Toyota, one of the world’s largest automotive manufacturers, is facing an extended production shutdown that now affects ten vehicle assembly lines across six of its plants in Japan.

The catalyst behind the ongoing disruption is a critical component shortage triggered by an explosion at a key supplier’s facility.

With a total of 14 assembly plants in Japan, responsible for producing vehicles destined for both domestic and international markets, Toyota’s production gridlock is, once again, sending ripples across the industry. The automaker has encountered difficulties procuring essential suspension system springs and other vital components for a range of models, including the popular RAV4 and the rugged Landcruiser SUVs.

The explosion occurred at a factory owned by Chuo Spring, a supplier of these crucial components. The incident in question, which took place within the factory’s steel cooling section, led to injuries for two of its workers. An ongoing investigation is striving to uncover the exact cause of the accident.

The explosion occurred at a factory owned by Chuo Spring, a supplier of these crucial components

The explosion occurred at a factory owned by Chuo Spring, a supplier of these crucial components

The repercussions of this disruption extend beyond the immediate setbacks in production. Toyota, renowned for its lean and efficient production methods, is currently unable to determine when production will resume. The automaker is now navigating the complex task of identifying alternative sources for these critical components, a task that’s exacerbated by the industry’s reliance on single sourcing of components and the just-in-time production model.

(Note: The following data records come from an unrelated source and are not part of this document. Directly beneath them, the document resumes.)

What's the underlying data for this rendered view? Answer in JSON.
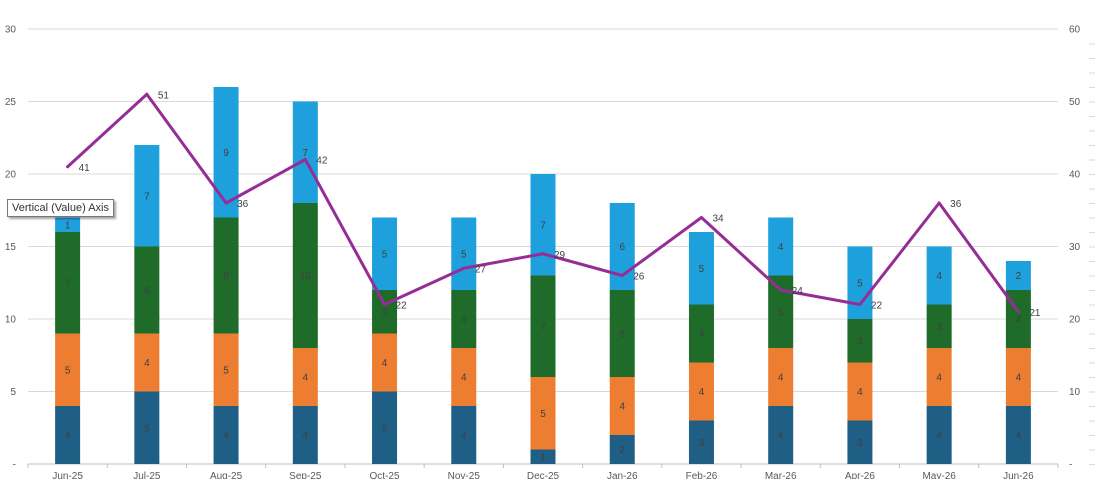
{
  "chart_data": {
    "type": "bar",
    "stacked": true,
    "categories": [
      "Jun-25",
      "Jul-25",
      "Aug-25",
      "Sep-25",
      "Oct-25",
      "Nov-25",
      "Dec-25",
      "Jan-26",
      "Feb-26",
      "Mar-26",
      "Apr-26",
      "May-26",
      "Jun-26"
    ],
    "series": [
      {
        "type": "bar",
        "axis": "left",
        "color": "#1f5f86",
        "values": [
          4,
          5,
          4,
          4,
          5,
          4,
          1,
          2,
          3,
          4,
          3,
          4,
          4
        ]
      },
      {
        "type": "bar",
        "axis": "left",
        "color": "#ed7d31",
        "values": [
          5,
          4,
          5,
          4,
          4,
          4,
          5,
          4,
          4,
          4,
          4,
          4,
          4
        ]
      },
      {
        "type": "bar",
        "axis": "left",
        "color": "#1e6b2a",
        "values": [
          7,
          6,
          8,
          10,
          3,
          4,
          7,
          6,
          4,
          5,
          3,
          3,
          4
        ]
      },
      {
        "type": "bar",
        "axis": "left",
        "color": "#1ea0dc",
        "values": [
          1,
          7,
          9,
          7,
          5,
          5,
          7,
          6,
          5,
          4,
          5,
          4,
          2
        ]
      },
      {
        "type": "line",
        "axis": "right",
        "color": "#962d97",
        "values": [
          41,
          51,
          36,
          42,
          22,
          27,
          29,
          26,
          34,
          24,
          22,
          36,
          21
        ]
      }
    ],
    "ylim": [
      0,
      30
    ],
    "y2lim": [
      0,
      60
    ],
    "yticks": [
      "-",
      "5",
      "10",
      "15",
      "20",
      "25",
      "30"
    ],
    "y2ticks": [
      "-",
      "10",
      "20",
      "30",
      "40",
      "50",
      "60"
    ],
    "grid": true,
    "legend": "none"
  },
  "tooltip": {
    "text": "Vertical (Value) Axis"
  }
}
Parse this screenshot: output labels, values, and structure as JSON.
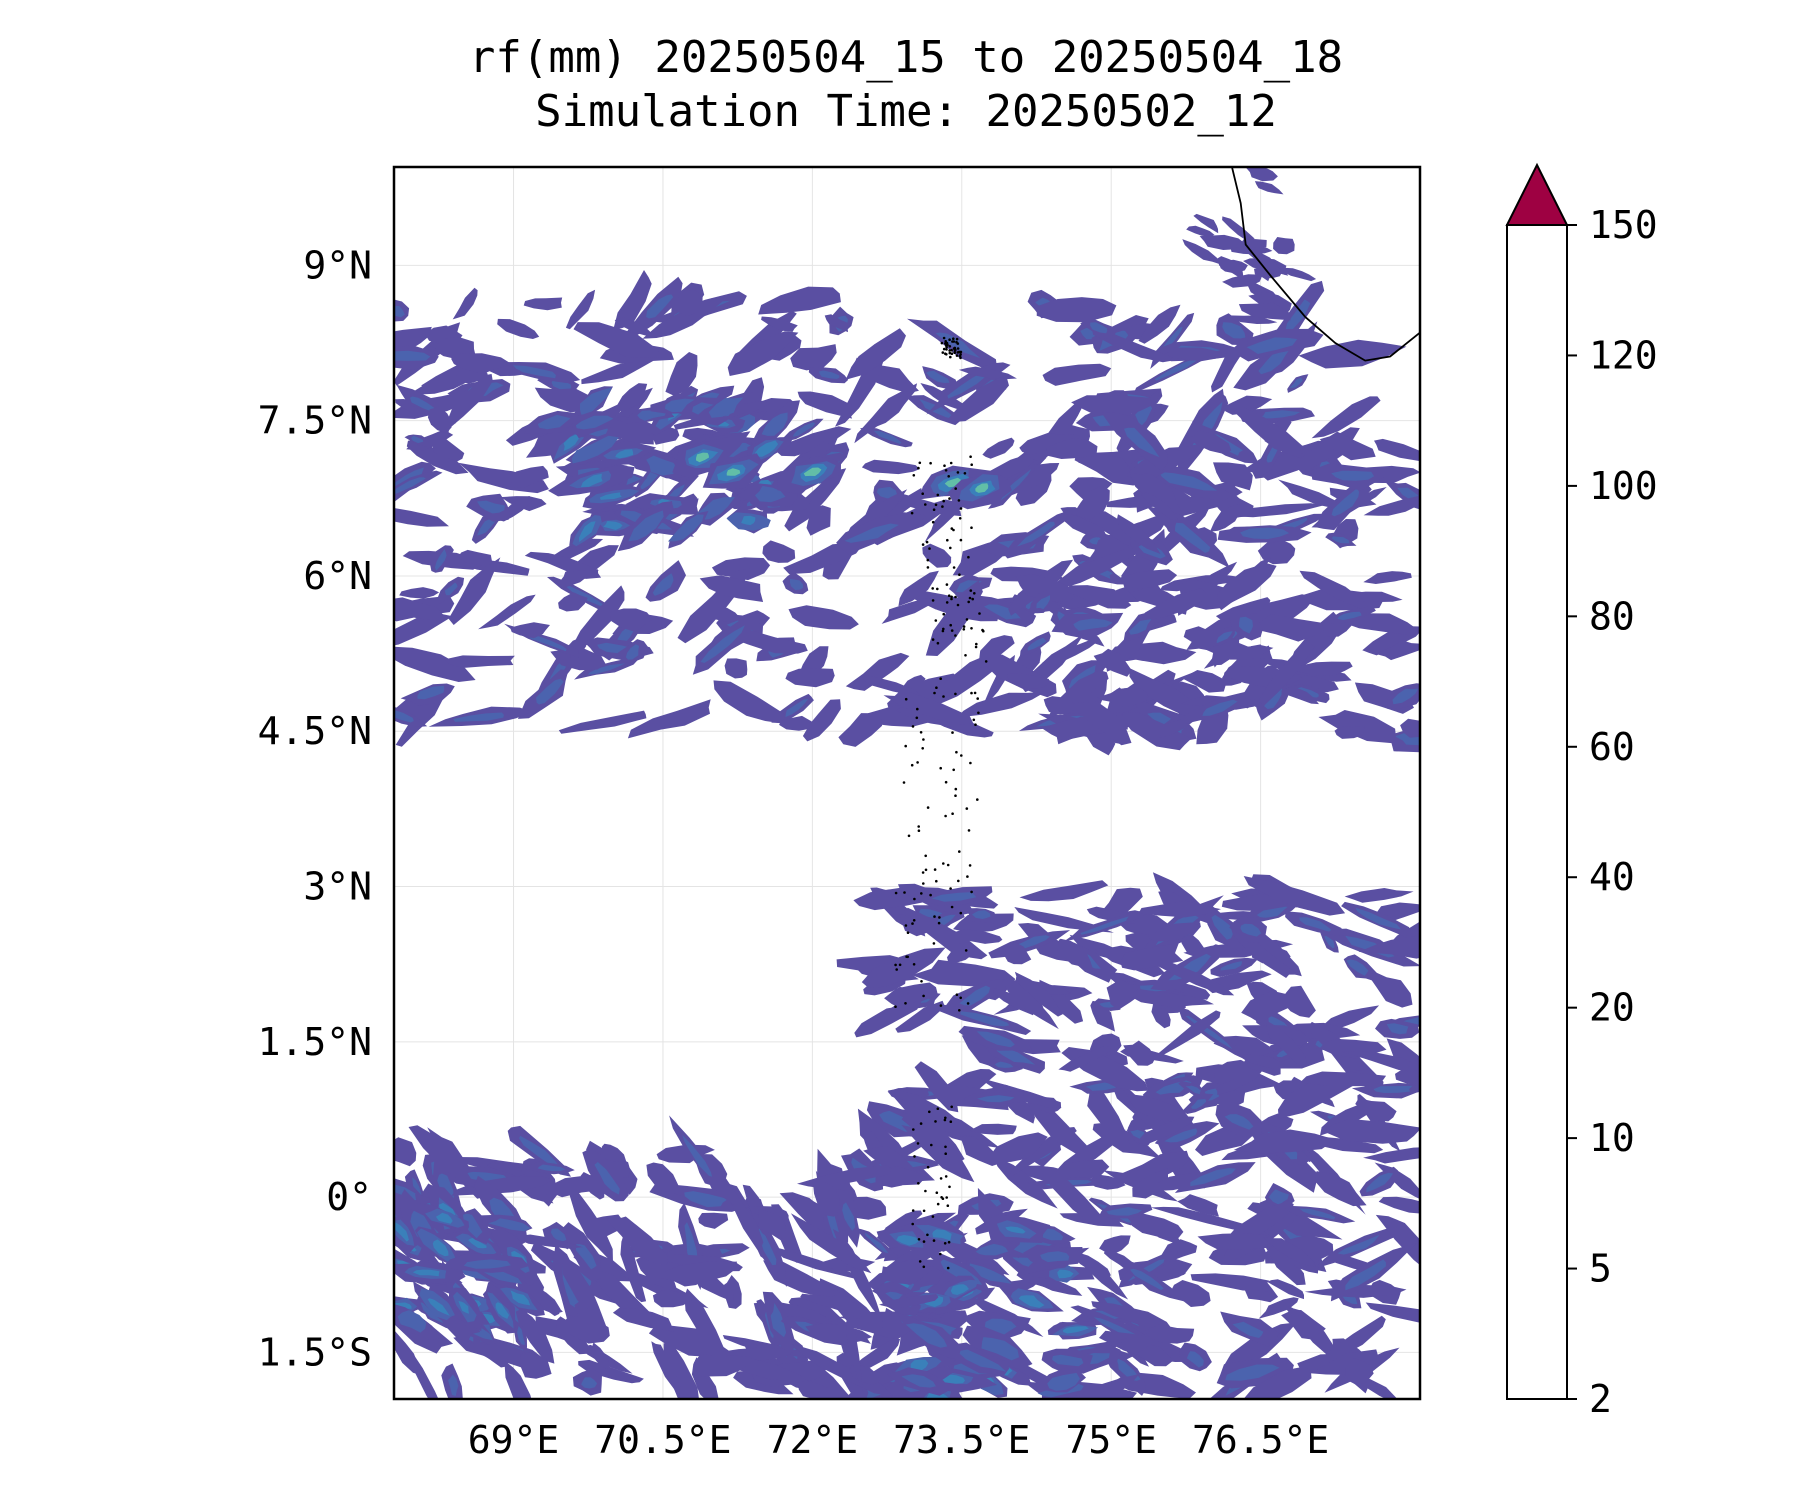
{
  "title": {
    "line1": "rf(mm) 20250504_15 to 20250504_18",
    "line2": "Simulation Time: 20250502_12"
  },
  "map": {
    "lon_range": [
      67.8,
      78.1
    ],
    "lat_range": [
      -1.95,
      9.95
    ],
    "x_ticks": [
      {
        "value": 69.0,
        "label": "69°E"
      },
      {
        "value": 70.5,
        "label": "70.5°E"
      },
      {
        "value": 72.0,
        "label": "72°E"
      },
      {
        "value": 73.5,
        "label": "73.5°E"
      },
      {
        "value": 75.0,
        "label": "75°E"
      },
      {
        "value": 76.5,
        "label": "76.5°E"
      }
    ],
    "y_ticks": [
      {
        "value": 9.0,
        "label": "9°N"
      },
      {
        "value": 7.5,
        "label": "7.5°N"
      },
      {
        "value": 6.0,
        "label": "6°N"
      },
      {
        "value": 4.5,
        "label": "4.5°N"
      },
      {
        "value": 3.0,
        "label": "3°N"
      },
      {
        "value": 1.5,
        "label": "1.5°N"
      },
      {
        "value": 0.0,
        "label": "0°"
      },
      {
        "value": -1.5,
        "label": "1.5°S"
      }
    ],
    "grid": true
  },
  "colorbar": {
    "levels": [
      {
        "value": 2,
        "label": "2"
      },
      {
        "value": 5,
        "label": "5"
      },
      {
        "value": 10,
        "label": "10"
      },
      {
        "value": 20,
        "label": "20"
      },
      {
        "value": 40,
        "label": "40"
      },
      {
        "value": 60,
        "label": "60"
      },
      {
        "value": 80,
        "label": "80"
      },
      {
        "value": 100,
        "label": "100"
      },
      {
        "value": 120,
        "label": "120"
      },
      {
        "value": 150,
        "label": "150"
      }
    ],
    "colors": [
      "#5a4fa2",
      "#4b63ae",
      "#3a80ba",
      "#62bea7",
      "#bce3a0",
      "#f3f9b0",
      "#fbe08a",
      "#f99b5a",
      "#d53e4f"
    ],
    "extend_color": "#9e0142",
    "extend": "max",
    "placement": "right"
  },
  "colors": {
    "rain_light": "#5a4fa2",
    "rain_mid": "#4b63ae",
    "rain_heavy": "#3a80ba",
    "rain_peak": "#62bea7",
    "coastline": "#000000"
  }
}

Toyota Japan continues to suffer production issues

The incident is somewhat reminiscent of an earlier disruption that occurred in late August of this year, when Toyota’s Japanese production came to a standstill as it encountered a sudden system failure, impacting one-third of global output and exposing supply chain vulnerabilities and recovery challenges.

This abrupt disruption brought domestic production to a halt, creating shockwaves in the global automotive industry. At the time, Toyota had to cease production at all 14 of its assembly plants in Japan.

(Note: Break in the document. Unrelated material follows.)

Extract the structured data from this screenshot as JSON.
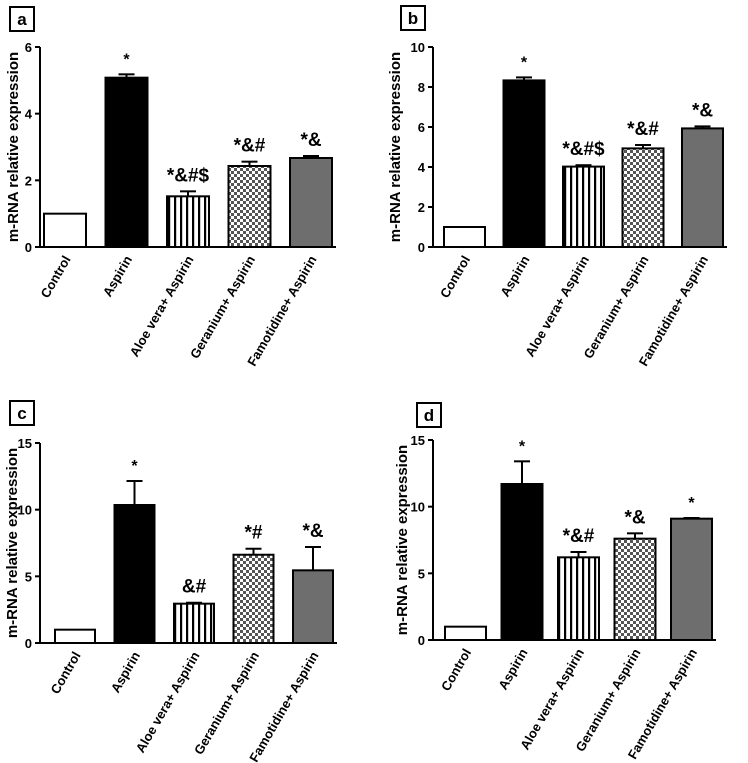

And there’s more. Just last year, Toyota faced a one-day shutdown due to a supplier’s cyberattack, disrupting crucial part orders. Fortunately, Toyota managed to resume operations using a backup network. Looking ahead, industry analysts are now exploring creative solutions, such as implementing extended shifts, to compensate for the lost production during this latest unexpected outage.

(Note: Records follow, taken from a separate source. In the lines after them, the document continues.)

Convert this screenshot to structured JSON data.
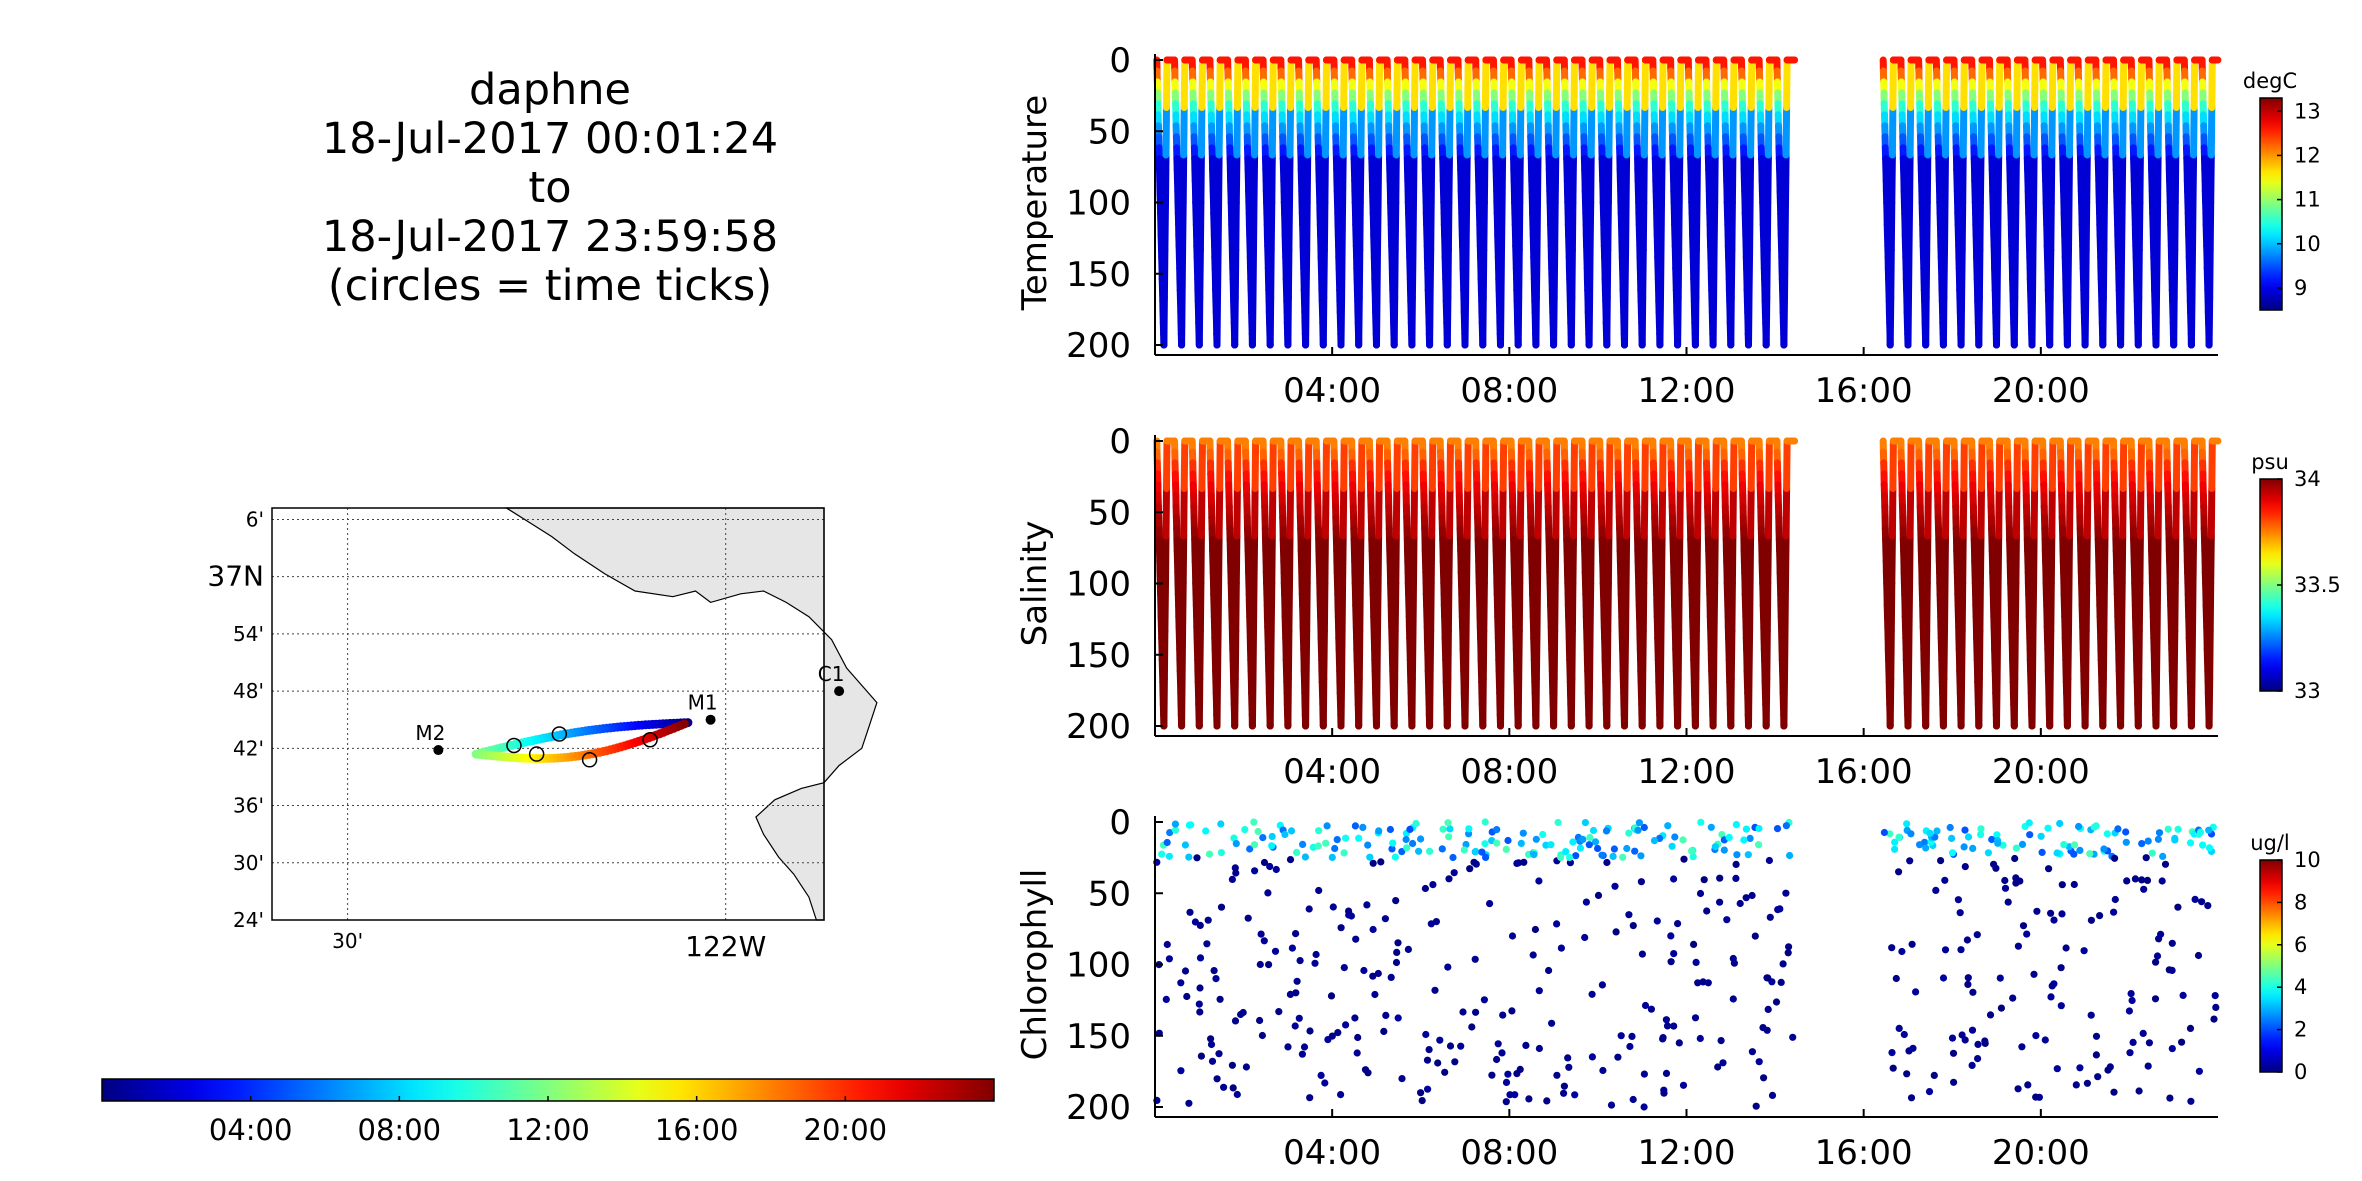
{
  "title": {
    "line1": "daphne",
    "line2": "18-Jul-2017 00:01:24",
    "line3": "to",
    "line4": "18-Jul-2017 23:59:58",
    "line5": "(circles = time ticks)"
  },
  "chart_data": [
    {
      "type": "scatter",
      "panel": "temperature",
      "ylabel": "Temperature",
      "y_reversed": true,
      "ylim": [
        0,
        200
      ],
      "yticks": [
        0,
        50,
        100,
        150,
        200
      ],
      "xlim": [
        0,
        24
      ],
      "xticks": [
        4,
        8,
        12,
        16,
        20
      ],
      "xticklabels": [
        "04:00",
        "08:00",
        "12:00",
        "16:00",
        "20:00"
      ],
      "depth_max": 200,
      "gap": [
        14.1,
        16.1
      ],
      "colorbar": {
        "label": "degC",
        "min": 8.5,
        "max": 13.3,
        "ticks": [
          9,
          10,
          11,
          12,
          13
        ],
        "ticklabels": [
          "9",
          "10",
          "11",
          "12",
          "13"
        ]
      },
      "profile": {
        "surface_value": 12.6,
        "deep_value": 8.9,
        "thermocline_depth": 40
      }
    },
    {
      "type": "scatter",
      "panel": "salinity",
      "ylabel": "Salinity",
      "y_reversed": true,
      "ylim": [
        0,
        200
      ],
      "yticks": [
        0,
        50,
        100,
        150,
        200
      ],
      "xlim": [
        0,
        24
      ],
      "xticks": [
        4,
        8,
        12,
        16,
        20
      ],
      "xticklabels": [
        "04:00",
        "08:00",
        "12:00",
        "16:00",
        "20:00"
      ],
      "depth_max": 200,
      "gap": [
        14.1,
        16.1
      ],
      "colorbar": {
        "label": "psu",
        "min": 33,
        "max": 34,
        "ticks": [
          33,
          33.5,
          34
        ],
        "ticklabels": [
          "33",
          "33.5",
          "34"
        ]
      },
      "profile": {
        "surface_value": 33.75,
        "deep_value": 34.0,
        "thermocline_depth": 40
      }
    },
    {
      "type": "scatter",
      "panel": "chlorophyll",
      "ylabel": "Chlorophyll",
      "y_reversed": true,
      "ylim": [
        0,
        200
      ],
      "yticks": [
        0,
        50,
        100,
        150,
        200
      ],
      "xlim": [
        0,
        24
      ],
      "xticks": [
        4,
        8,
        12,
        16,
        20
      ],
      "xticklabels": [
        "04:00",
        "08:00",
        "12:00",
        "16:00",
        "20:00"
      ],
      "depth_max": 200,
      "gap": [
        14.1,
        16.1
      ],
      "colorbar": {
        "label": "ug/l",
        "min": 0,
        "max": 10,
        "ticks": [
          0,
          2,
          4,
          6,
          8,
          10
        ],
        "ticklabels": [
          "0",
          "2",
          "4",
          "6",
          "8",
          "10"
        ]
      },
      "profile": {
        "surface_value": 3.5,
        "deep_value": 0.1,
        "thermocline_depth": 40
      }
    }
  ],
  "map": {
    "lon_range": [
      -122.6,
      -121.87
    ],
    "lat_range": [
      36.4,
      37.12
    ],
    "lat_ticks": [
      {
        "value": 37.1,
        "label": "6'"
      },
      {
        "value": 37.0,
        "label": "37°N"
      },
      {
        "value": 36.9,
        "label": "54'"
      },
      {
        "value": 36.8,
        "label": "48'"
      },
      {
        "value": 36.7,
        "label": "42'"
      },
      {
        "value": 36.6,
        "label": "36'"
      },
      {
        "value": 36.5,
        "label": "30'"
      },
      {
        "value": 36.4,
        "label": "24'"
      }
    ],
    "lon_ticks": [
      {
        "value": -122.5,
        "label": "30'"
      },
      {
        "value": -122.0,
        "label": "122°W"
      }
    ],
    "moorings": [
      {
        "name": "M1",
        "lon": -122.02,
        "lat": 36.75
      },
      {
        "name": "M2",
        "lon": -122.38,
        "lat": 36.697
      },
      {
        "name": "C1",
        "lon": -121.85,
        "lat": 36.8
      }
    ],
    "track_start": {
      "lon": -122.05,
      "lat": 36.745
    },
    "track_west": {
      "lon": -122.33,
      "lat": 36.69
    },
    "track_end": {
      "lon": -122.05,
      "lat": 36.745
    }
  },
  "time_colorbar": {
    "min": 0,
    "max": 24,
    "ticks": [
      4,
      8,
      12,
      16,
      20
    ],
    "ticklabels": [
      "04:00",
      "08:00",
      "12:00",
      "16:00",
      "20:00"
    ]
  }
}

The need for diverse supplier networks, robust safety protocols and adaptability

This latest production halt underscores the fragile nature of modern automotive supply chains, where cost-effective and efficient practices have, at times, left manufacturers with minimal stockpiles to buffer against such unforeseen disruptions. Toyota’s experience serves as a stark reminder of the importance of diversifying supplier networks and reinforcing supply chain resilience. As the situation unfolds, industry stakeholders will closely watch Toyota’s efforts to secure alternative component supplies and restore its production operations.